Published in Cats & Dogs News

Some state legislators see distracted dogging measures as overreach or question whether they really are necessary.

Connecticut Republican state Rep. Fred Camillo, a dog lover who frequently drives around with his unrestrained German shepherd in his SUV, said he was skeptical about a 2015 bill that would have barred drivers from having pets in their laps and made it a distracted driving offense.

"I'm all for tougher distracted driving laws, but they didn't come up with any statistics showing this was a problem," Camillo said. "Are we going to pass laws without any hard evidence? If the stats are out there, I'm willing to be open-minded. But I haven't seen anything."

The National Highway Transportation Safety Administration doesn't keep data on how many crashes or fatalities are linked to unsecured pets, and traffic safety experts say it's unlikely states do either.

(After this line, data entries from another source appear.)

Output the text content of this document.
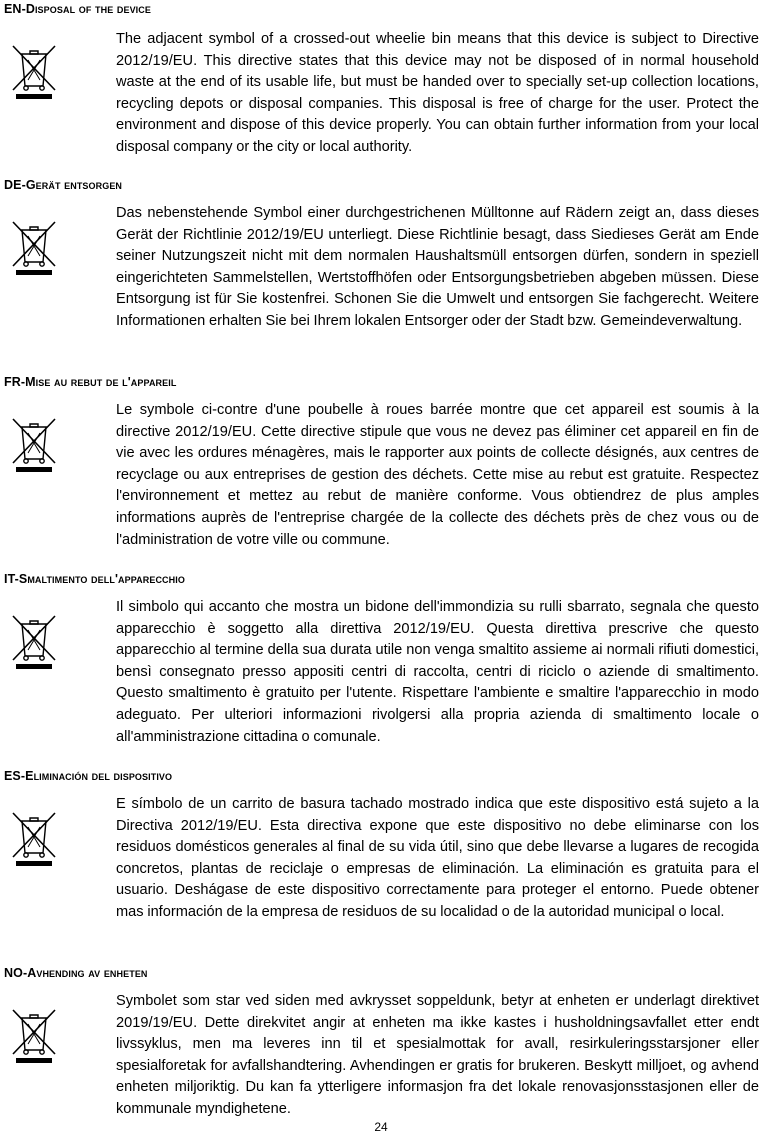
EN-Disposal of the device
The adjacent symbol of a crossed-out wheelie bin means that this device is subject to Directive 2012/19/EU. This directive states that this device may not be disposed of in normal household waste at the end of its usable life, but must be handed over to specially set-up collection locations, recycling depots or disposal companies. This disposal is free of charge for the user. Protect the environment and dispose of this device properly. You can obtain further information from your local disposal company or the city or local authority.
DE-Gerät entsorgen
Das nebenstehende Symbol einer durchgestrichenen Mülltonne auf Rädern zeigt an, dass dieses Gerät der Richtlinie 2012/19/EU unterliegt. Diese Richtlinie besagt, dass Siedieses Gerät am Ende seiner Nutzungszeit nicht mit dem normalen Haushaltsmüll entsorgen dürfen, sondern in speziell eingerichteten Sammelstellen, Wertstoffhöfen oder Entsorgungsbetrieben abgeben müssen. Diese Entsorgung ist für Sie kostenfrei. Schonen Sie die Umwelt und entsorgen Sie fachgerecht. Weitere Informationen erhalten Sie bei Ihrem lokalen Entsorger oder der Stadt bzw. Gemeindeverwaltung.
FR-Mise au rebut de l'appareil
Le symbole ci-contre d'une poubelle à roues barrée montre que cet appareil est soumis à la directive 2012/19/EU. Cette directive stipule que vous ne devez pas éliminer cet appareil en fin de vie avec les ordures ménagères, mais le rapporter aux points de collecte désignés, aux centres de recyclage ou aux entreprises de gestion des déchets. Cette mise au rebut est gratuite. Respectez l'environnement et mettez au rebut de manière conforme. Vous obtiendrez de plus amples informations auprès de l'entreprise chargée de la collecte des déchets près de chez vous ou de l'administration de votre ville ou commune.
IT-Smaltimento dell'apparecchio
Il simbolo qui accanto che mostra un bidone dell'immondizia su rulli sbarrato, segnala che questo apparecchio è soggetto alla direttiva 2012/19/EU. Questa direttiva prescrive che questo apparecchio al termine della sua durata utile non venga smaltito assieme ai normali rifiuti domestici, bensì consegnato presso appositi centri di raccolta, centri di riciclo o aziende di smaltimento. Questo smaltimento è gratuito per l'utente. Rispettare l'ambiente e smaltire l'apparecchio in modo adeguato. Per ulteriori informazioni rivolgersi alla propria azienda di smaltimento locale o all'amministrazione cittadina o comunale.
ES-Eliminación del dispositivo
E símbolo de un carrito de basura tachado mostrado indica que este dispositivo está sujeto a la Directiva 2012/19/EU. Esta directiva expone que este dispositivo no debe eliminarse con los residuos domésticos generales al final de su vida útil, sino que debe llevarse a lugares de recogida concretos, plantas de reciclaje o empresas de eliminación. La eliminación es gratuita para el usuario. Deshágase de este dispositivo correctamente para proteger el entorno. Puede obtener mas información de la empresa de residuos de su localidad o de la autoridad municipal o local.
NO-Avhending av enheten
Symbolet som star ved siden med avkrysset soppeldunk, betyr at enheten er underlagt direktivet 2019/19/EU. Dette direkvitet angir at enheten ma ikke kastes i husholdningsavfallet etter endt livssyklus, men ma leveres inn til et spesialmottak for avall, resirkuleringsstarsjoner eller spesialforetak for avfallshandtering. Avhendingen er gratis for brukeren. Beskytt milljoet, og avhend enheten miljoriktig. Du kan fa ytterligere informasjon fra det lokale renovasjonsstasjonen eller de kommunale myndighetene.
24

Nor is there much information available about how often police ticket drivers for being distracted by their pets.

Even in Hawaii, which has had its law for decades and imposes a $97 fine for driving with a "person, animal, or object" in your lap, officials don't track how many of those citations by police specifically involved animals. Honolulu police issued 38 such citations in 2016; in 2017 they issued 13, according to the Hawaii Department of Transportation.


Brooks Baehr, spokesman for the Honolulu Department of the Prosecuting Attorney, said that in the past four years, two people have been prosecuted for driving with a pooch in their lap or close by. One was a man with a little dog in the passenger seat of his Mercedes. The other was a woman in a Cadillac Escalade whom police spotted with a small, long-haired dog in her lap. One of her hands was on the wheel. In the other she had a cellphone, and she was looking down at it.